Simulation of runaway electron generation during plasma shutdown by impurity injection

University dissertation from Chalmers University of Technology

Abstract: Disruptions are dangerous instabilities in tokamaks that should be avoided or mitigated. One possible disruption mitigation method is to inject impurities into the plasma to shut it down in a controlled way. Runaway Electrons (REs) can be generated after the plasma is cooled down by the impurities and these electrons can damage the tokamak. In this work a simulation code is developed to investigate different disruption mitigation scenarios. The response of the bulk plasma, more precisely the temperature evolution of electrons, deuterium and impurity ions are described by energy balance equations in a 1D cylindrical plasma model.
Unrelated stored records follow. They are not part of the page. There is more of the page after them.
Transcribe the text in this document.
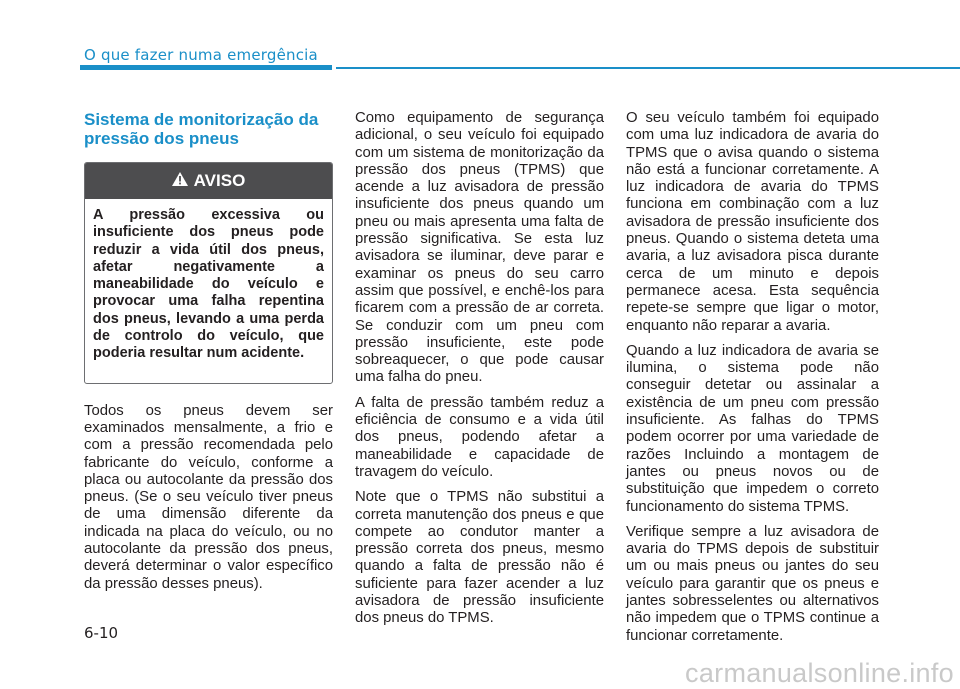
O que fazer numa emergência
Sistema de monitorização da pressão dos pneus
AVISO

A pressão excessiva ou insuficiente dos pneus pode reduzir a vida útil dos pneus, afetar negativamente a maneabilidade do veículo e provocar uma falha repentina dos pneus, levando a uma perda de controlo do veículo, que poderia resultar num acidente.

Todos os pneus devem ser examinados mensalmente, a frio e com a pressão recomendada pelo fabricante do veículo, conforme a placa ou autocolante da pressão dos pneus. (Se o seu veículo tiver pneus de uma dimensão diferente da indicada na placa do veículo, ou no autocolante da pressão dos pneus, deverá determinar o valor específico da pressão desses pneus).

Como equipamento de segurança adicional, o seu veículo foi equipado com um sistema de monitorização da pressão dos pneus (TPMS) que acende a luz avisadora de pressão insuficiente dos pneus quando um pneu ou mais apresenta uma falta de pressão significativa. Se esta luz avisadora se iluminar, deve parar e examinar os pneus do seu carro assim que possível, e enchê-los para ficarem com a pressão de ar correta. Se conduzir com um pneu com pressão insuficiente, este pode sobreaquecer, o que pode causar uma falha do pneu.

A falta de pressão também reduz a eficiência de consumo e a vida útil dos pneus, podendo afetar a maneabilidade e capacidade de travagem do veículo.

Note que o TPMS não substitui a correta manutenção dos pneus e que compete ao condutor manter a pressão correta dos pneus, mesmo quando a falta de pressão não é suficiente para fazer acender a luz avisadora de pressão insuficiente dos pneus do TPMS.

O seu veículo também foi equipado com uma luz indicadora de avaria do TPMS que o avisa quando o sistema não está a funcionar corretamente. A luz indicadora de avaria do TPMS funciona em combinação com a luz avisadora de pressão insuficiente dos pneus. Quando o sistema deteta uma avaria, a luz avisadora pisca durante cerca de um minuto e depois permanece acesa. Esta sequência repete-se sempre que ligar o motor, enquanto não reparar a avaria.

Quando a luz indicadora de avaria se ilumina, o sistema pode não conseguir detetar ou assinalar a existência de um pneu com pressão insuficiente. As falhas do TPMS podem ocorrer por uma variedade de razões Incluindo a montagem de jantes ou pneus novos ou de substituição que impedem o correto funcionamento do sistema TPMS.

Verifique sempre a luz avisadora de avaria do TPMS depois de substituir um ou mais pneus ou jantes do seu veículo para garantir que os pneus e jantes sobresselentes ou alternativos não impedem que o TPMS continue a funcionar corretamente.

6-10
carmanualsonline.info
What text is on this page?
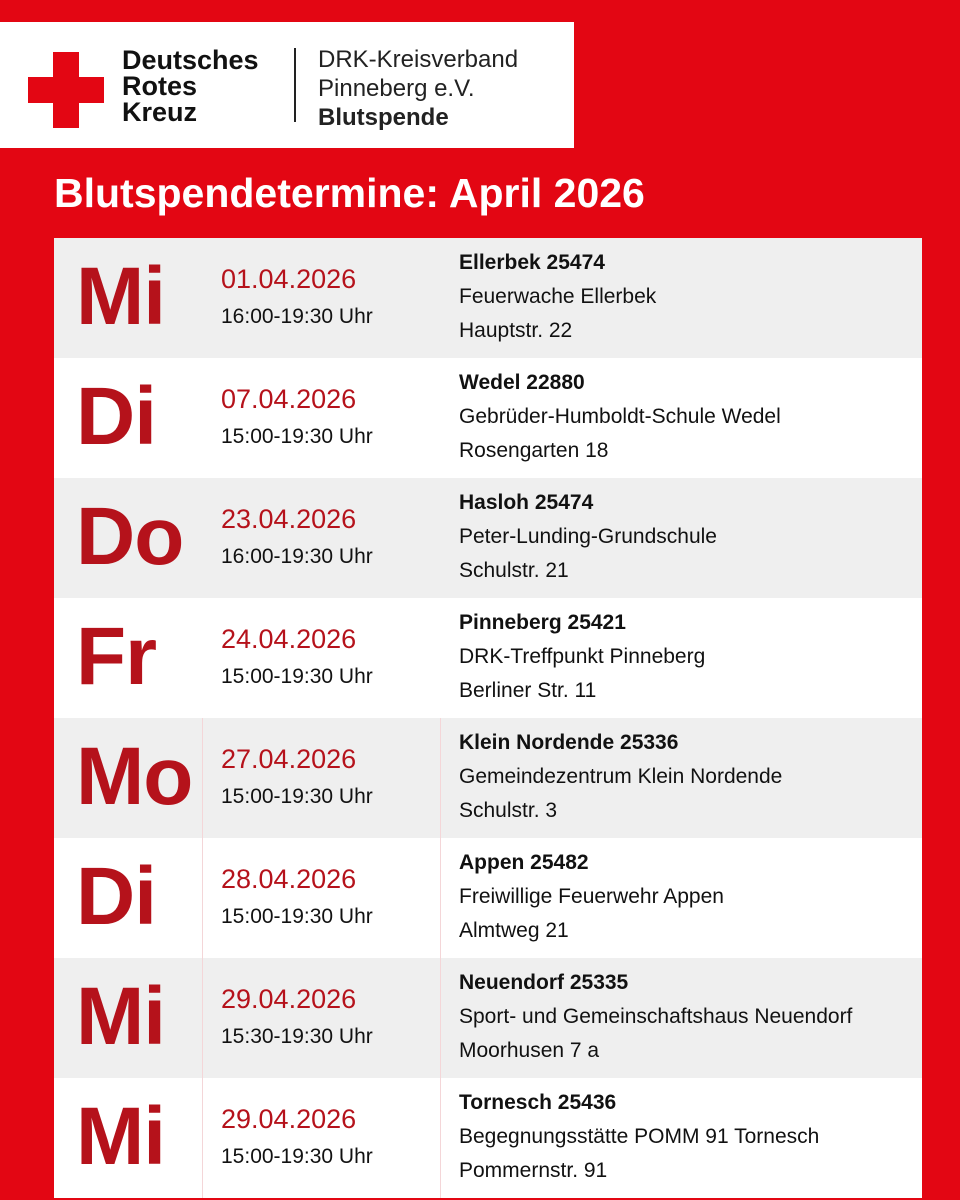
Deutsches
Rotes
Kreuz
DRK-Kreisverband
Pinneberg e.V.
Blutspende
Blutspendetermine: April 2026
Mi 01.04.2026
16:00-19:30 Uhr
Ellerbek 25474
Feuerwache Ellerbek
Hauptstr. 22
Di 07.04.2026
15:00-19:30 Uhr
Wedel 22880
Gebrüder-Humboldt-Schule Wedel
Rosengarten 18
Do 23.04.2026
16:00-19:30 Uhr
Hasloh 25474
Peter-Lunding-Grundschule
Schulstr. 21
Fr 24.04.2026
15:00-19:30 Uhr
Pinneberg 25421
DRK-Treffpunkt Pinneberg
Berliner Str. 11
Mo 27.04.2026
15:00-19:30 Uhr
Klein Nordende 25336
Gemeindezentrum Klein Nordende
Schulstr. 3
Di 28.04.2026
15:00-19:30 Uhr
Appen 25482
Freiwillige Feuerwehr Appen
Almtweg 21
Mi 29.04.2026
15:30-19:30 Uhr
Neuendorf 25335
Sport- und Gemeinschaftshaus Neuendorf
Moorhusen 7 a
Mi 29.04.2026
15:00-19:30 Uhr
Tornesch 25436
Begegnungsstätte POMM 91 Tornesch
Pommernstr. 91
The induction and resistive diffusion of electric field is calculated. RE generation rates are used to calculate the runaway current. The Dreicer, hot-tail and avalanche effect is taken into account and a simple model for RE losses is also included. RE generation is studied in JET-like plasmas during pellet injection. Carbon pellets cause effective cooling but these scenarios are prone to runaway generation. A mixture of argon and deuterium gas could be used for safe shutdown without RE generation. In ITER the hot-tail RE generation process becomes important, and the simulation is therefore extended to take this into account. Shutdown scenarios with different concentration of neon and argon impurities were tested in ITER-like plasmas. To simplify the problem the impurity injection into the plasma is not modeled in these cases, only the response of the bulk plasma. The avalanche process cannot be suppressed in a simple way and would produce high runaway current. It can be avoided if some runaway loss phenomenon is included in the simulations, like diffusion due to magnetic perturbations.